Clashes were also reported in Alexandria and the Upper Egypt province of Assiut, state media reported.
Analysts said the Islamists' call for rival commemorations of the 1973 war marked a high-risk attempt to strip the current high command of the conflict's legacy of patriotic pride in the army.
"They will try to show that the present army is not the army of all Egyptians, but only of those who backed the coup," said Hassan Nafaa, professor of political science at Cairo University.
"But this message will not go down well," he told AFP.
Nafaa said the Islamists mistakenly believed they could repeat the 2011 protests that swept away veteran strongman Hosni Mubarak and his despised police.

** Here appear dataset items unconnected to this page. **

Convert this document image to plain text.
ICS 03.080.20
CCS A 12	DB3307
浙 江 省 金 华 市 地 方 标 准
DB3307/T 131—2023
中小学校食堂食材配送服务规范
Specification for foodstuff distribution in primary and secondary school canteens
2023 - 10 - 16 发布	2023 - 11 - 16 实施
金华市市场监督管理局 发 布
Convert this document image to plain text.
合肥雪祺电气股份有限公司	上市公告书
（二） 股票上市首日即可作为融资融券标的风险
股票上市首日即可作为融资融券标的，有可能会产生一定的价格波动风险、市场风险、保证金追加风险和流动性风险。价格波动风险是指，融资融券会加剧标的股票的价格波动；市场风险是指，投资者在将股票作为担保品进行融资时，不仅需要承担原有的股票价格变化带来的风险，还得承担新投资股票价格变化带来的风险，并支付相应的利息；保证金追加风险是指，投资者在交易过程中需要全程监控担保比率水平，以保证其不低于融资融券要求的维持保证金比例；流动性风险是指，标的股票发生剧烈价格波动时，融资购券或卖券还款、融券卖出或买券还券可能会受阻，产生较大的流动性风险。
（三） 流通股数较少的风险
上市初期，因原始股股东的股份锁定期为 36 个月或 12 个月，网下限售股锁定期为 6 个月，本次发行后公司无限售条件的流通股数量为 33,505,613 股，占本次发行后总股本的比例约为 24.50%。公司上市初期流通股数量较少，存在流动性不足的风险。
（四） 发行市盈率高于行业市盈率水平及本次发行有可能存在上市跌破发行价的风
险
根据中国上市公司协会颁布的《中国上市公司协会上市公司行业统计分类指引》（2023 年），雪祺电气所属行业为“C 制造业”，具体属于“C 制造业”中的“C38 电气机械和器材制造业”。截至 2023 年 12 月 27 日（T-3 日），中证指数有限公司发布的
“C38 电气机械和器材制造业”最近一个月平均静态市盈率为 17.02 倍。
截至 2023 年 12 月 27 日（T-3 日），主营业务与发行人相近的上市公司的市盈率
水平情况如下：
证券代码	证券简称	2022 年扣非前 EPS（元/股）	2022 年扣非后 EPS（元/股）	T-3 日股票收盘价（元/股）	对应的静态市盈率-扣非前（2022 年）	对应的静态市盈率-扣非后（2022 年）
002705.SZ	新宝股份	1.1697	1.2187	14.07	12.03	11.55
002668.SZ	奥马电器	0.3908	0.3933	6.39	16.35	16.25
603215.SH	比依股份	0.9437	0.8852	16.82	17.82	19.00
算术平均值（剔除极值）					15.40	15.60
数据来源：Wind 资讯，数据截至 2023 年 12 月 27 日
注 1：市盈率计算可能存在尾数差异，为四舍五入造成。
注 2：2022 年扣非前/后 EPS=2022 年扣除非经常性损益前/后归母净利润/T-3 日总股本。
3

"The Muslim Brotherhood fails to realise that there can't be another revolution," he said.
"Egyptian people are not against the army as they were against the police in January 2011. If there is violence tomorrow, the Muslim Brotherhood will be the loser".
The Anti-Coup Alliance said that Friday's bloodshed, which it blamed on "attacks on marches and protests," would only "increase our determination to continue the revolution".
But the Egyptian press blamed the Brotherhood for the violence and expressed concern that Sunday's demonstrations would see more.
"Muslim Brotherhood's bloody rehearsal for October 6," ran the headlined in independent daily Al-Masry Al-Youm.
Both the United Nations and the United States also voiced alarm at the violence and made fresh pleas for peaceful protests.
The protesters "have a responsibility to protest peacefully, to not incite violence, to not undertake violence of their own," said deputy US State Department spokeswoman Marie Harf.
In New York, UN chief Ban Ki-moon stressed "the importance of peaceful protest, respect for freedom of assembly and commitment to non-violence," his spokesman Martin Nesirky said.
The alliance led by the banned Muslim Brotherhood has desperately sought to keep up the momentum of its protests against the military-installed interim government.
But its ability to mobilise large crowds has been sharply reduced by the rounding up of nearly all of its leaders.
More than 2,000 Islamists have been detained since security forces cleared their two main Cairo protest camps on August 14 in an operation that left hundreds dead.
An Egyptian court has also banned the Brotherhood from operating and has seized its assets.
Morsi, Egypt's first democratically elected president, was overthrown by the army following mass protests against his single year in office. He has been held at an undisclosed location ever since.